Here the redder the state area, the more energetic are the songs written by top musicians. If birthplace didn't matter, the map would have homogenous color. The map is colorful and the energy distribution of songs differs in most states. There's even a strucuture: a red band from Florida and between the ablines through the center of the US. This is what I called the energy belt of America. I think that growing up in a state where there's energetic music might mould the preferences of the top artists which carry on into their adulthood.

Reflections

Issues

Are the following conclusions certain? No. There are issues in the methodology we would need to address to get a definite result. First there are very few top musicians and even in a state with a high density we're talking about 13 musicians per million population. We would need to get more data than just the top musicians but there are limits in what I was allowed to query from the The Echo Nest's API.

Secondly, the definition of hot is based on social networks and Spotify usage; this measure may be more affected by current trends than the measure of all records sold by an artist. However, Bob Dylan is amongst the hottest artists currently talked about social networks. The vetting process is harder for artists that are not in the news but if Spotify users still listen to them, they are in the list.

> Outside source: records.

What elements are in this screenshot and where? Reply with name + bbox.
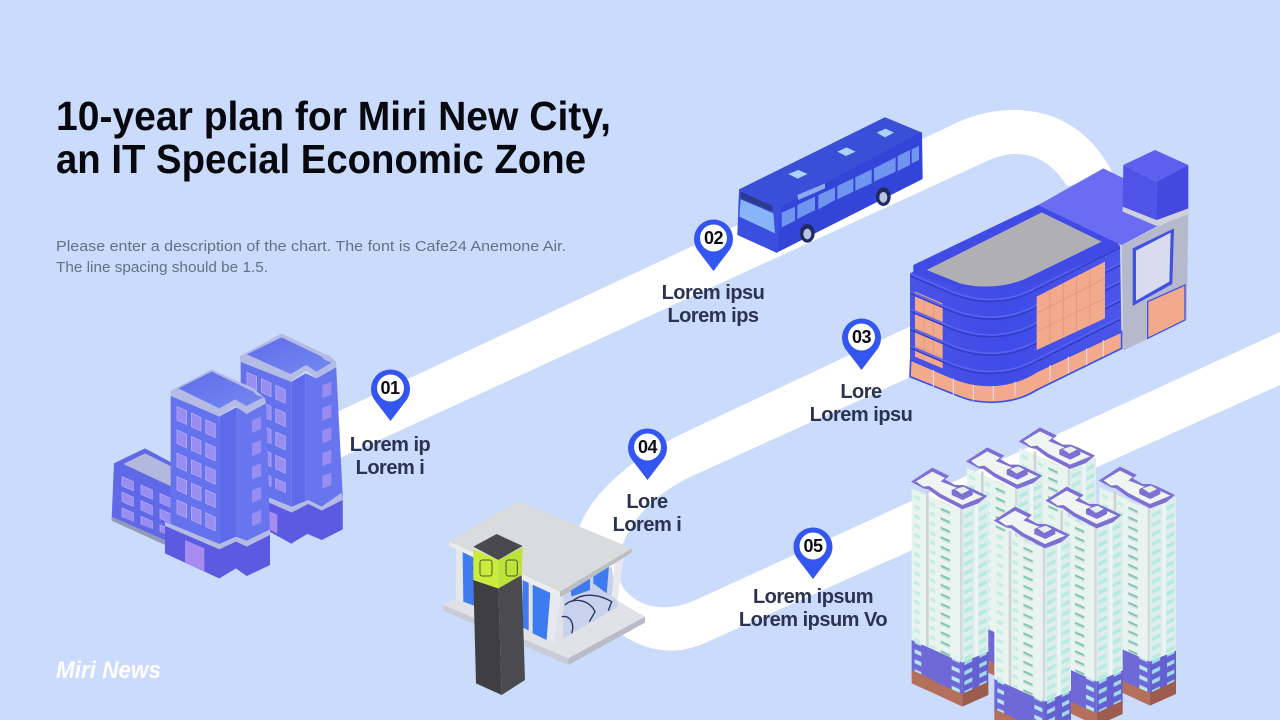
illustration: office buildings (112, 333, 343, 578)
title: 10-year plan for Miri New City, (56, 93, 611, 139)
description text: Please enter a description of the chart. The font is Cafe24 Anemone Air. (56, 238, 566, 255)
pin 03 with label: 03 (852, 327, 871, 347)
pin 01 with label (350, 369, 431, 479)
pin 04 with label (613, 428, 681, 536)
pin 02 with label: Lorem ipsu (662, 282, 764, 304)
pin 02 with label (662, 219, 764, 327)
description text (56, 238, 566, 276)
brand: Miri News: Miri News (56, 657, 161, 684)
illustration: apartment towers (911, 427, 1176, 720)
pin 05 with label (739, 527, 887, 631)
pin 03 with label (810, 318, 912, 426)
pin 01 with label: 01 (380, 378, 400, 398)
road: lower route (574, 325, 1280, 651)
pin 02 with label: Lorem ips (667, 305, 759, 327)
description text: The line spacing should be 1.5. (56, 259, 268, 276)
title (56, 93, 611, 182)
pin 03 with label: Lorem ipsu (810, 404, 912, 426)
pin 04 with label: 04 (638, 437, 657, 457)
illustration: blue city bus (738, 118, 922, 252)
pin 05 with label: Lorem ipsum Vo (739, 609, 887, 631)
title: an IT Special Economic Zone (56, 136, 586, 182)
pin 05 with label: 05 (803, 536, 823, 556)
pin 02 with label: 02 (704, 228, 723, 248)
illustration: subway station entrance (443, 501, 645, 695)
illustration: shopping mall (910, 150, 1189, 402)
pin 01 with label: Lorem ip (350, 434, 431, 456)
pin 03 with label: Lore (840, 381, 882, 403)
road: upper route (337, 110, 1115, 459)
pin 01 with label: Lorem i (356, 457, 424, 479)
pin 04 with label: Lore (626, 491, 668, 513)
pin 04 with label: Lorem i (613, 514, 681, 536)
pin 05 with label: Lorem ipsum (753, 586, 873, 608)
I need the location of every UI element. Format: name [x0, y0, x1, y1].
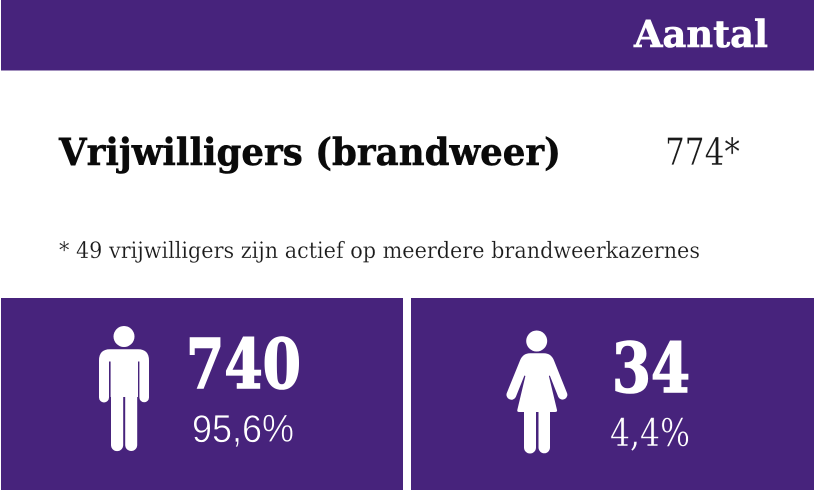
- icon: woman: [506, 330, 567, 454]
- percentage: 4,4%: 4,4%: [610, 411, 690, 455]
- footnote: * 49 vrijwilligers zijn actief op meerdere brandweerkazernes: [59, 239, 700, 264]
- stat: 740: 740: [186, 325, 301, 405]
- header band: [1, 0, 814, 70]
- stat: 34: 34: [612, 329, 690, 409]
- panel: men: [1, 298, 403, 490]
- panel: women: [411, 298, 814, 490]
- icon: man: [99, 326, 149, 451]
- row value: 774*: 774*: [665, 131, 740, 174]
- heading: Aantal: Aantal: [633, 12, 768, 56]
- row label: Vrijwilligers (brandweer): Vrijwilligers (brandweer): [58, 130, 561, 174]
- percentage: 95,6%: 95,6%: [192, 408, 294, 451]
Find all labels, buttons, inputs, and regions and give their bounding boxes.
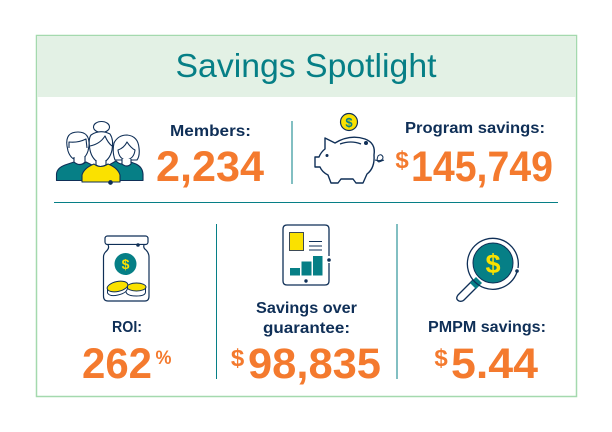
icon: jar with coins — [104, 236, 149, 301]
savings over guarantee label: Savings over — [256, 300, 357, 317]
icon: piggy bank with coin: $ — [345, 115, 353, 130]
icon: piggy bank with coin — [315, 114, 384, 183]
pmpm savings value: $ — [434, 345, 448, 372]
program savings label: Program savings: — [405, 120, 545, 137]
savings over guarantee label — [256, 300, 357, 337]
divider — [216, 224, 217, 379]
icon: tablet with chart — [283, 225, 331, 285]
savings over guarantee value: $ — [231, 345, 245, 372]
members label: Members: — [170, 123, 251, 140]
icon: jar with coins: $ — [122, 256, 130, 272]
title: Savings Spotlight — [176, 47, 436, 84]
icon: magnifying glass with dollar — [457, 238, 519, 301]
program savings value: $ — [395, 147, 409, 174]
icon: three people — [56, 122, 143, 184]
savings over guarantee label: guarantee: — [263, 320, 350, 337]
header band — [37, 36, 576, 97]
pmpm savings label: PMPM savings: — [428, 319, 546, 336]
divider — [292, 121, 293, 184]
roi value: 262 — [82, 340, 152, 388]
divider — [396, 224, 398, 379]
savings over guarantee value: 98,835 — [248, 340, 381, 388]
divider — [54, 202, 558, 203]
pmpm savings value: 5.44 — [451, 340, 538, 388]
roi label: ROI: — [112, 319, 142, 336]
program savings value: 145,749 — [411, 143, 553, 191]
icon: magnifying glass with dollar: $ — [485, 249, 501, 279]
roi value: % — [156, 348, 172, 369]
panel: savings spotlight frame — [36, 36, 576, 396]
members value: 2,234 — [156, 143, 264, 191]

The advantage of using this metric rather than Single charts are two-fold. Most of my friends and colleagues don't buy records but listen to music on Spotify and similar services. This metric better reflects today's music consumption than Single charts. It is also more honest because it's based on actual count of played songs; I may say that I like classical music (and it is true) but honestly, I listen more often to The Nationals than any classical piece.

Even though the measure favors current trends, it doesn't exclude classical rock music and has distinct advantages. For a more comprehensive study, more measures should be included.

We would need more data, more metrics and better statistical tests to confirm the following findings; but the data is rich enough and the metric good enough to warrant further study.

Conclusions

When I started out, I wanted to get the current place of residence of musicians rather than their place of birth. Fortunately this wasn't in the data sources that I could use. That's why I adapted my initial idea and explored how the birthplace influences musicians. First, I suspected that the birthplace has very little or no influence on the type of music or the chances to become a musician. The data convinced me otherwise. Birthplace matters.

The likelihood of becoming a top musician increases if you were born in a highly populated area. This may be a combination of exposure to music and also more opportunities to learn about music and play music. Additionally your breakthrough is easier (altough still very improbable) if you live in a city. It's best to be born in close proximity to where other great musicians where born.

Additionally our birthplace moulds us. We take a part from our home into the world. This I found very interesting. Even if you move away from your birth place, you still sing the tune of your place of birth. Personally I did not expect that at all. We all know there's distinctive music in regions like Honky Tonk country music, but I thought that musicians move to the places of their favorite music rather than carrying their birth music with them wherever they go.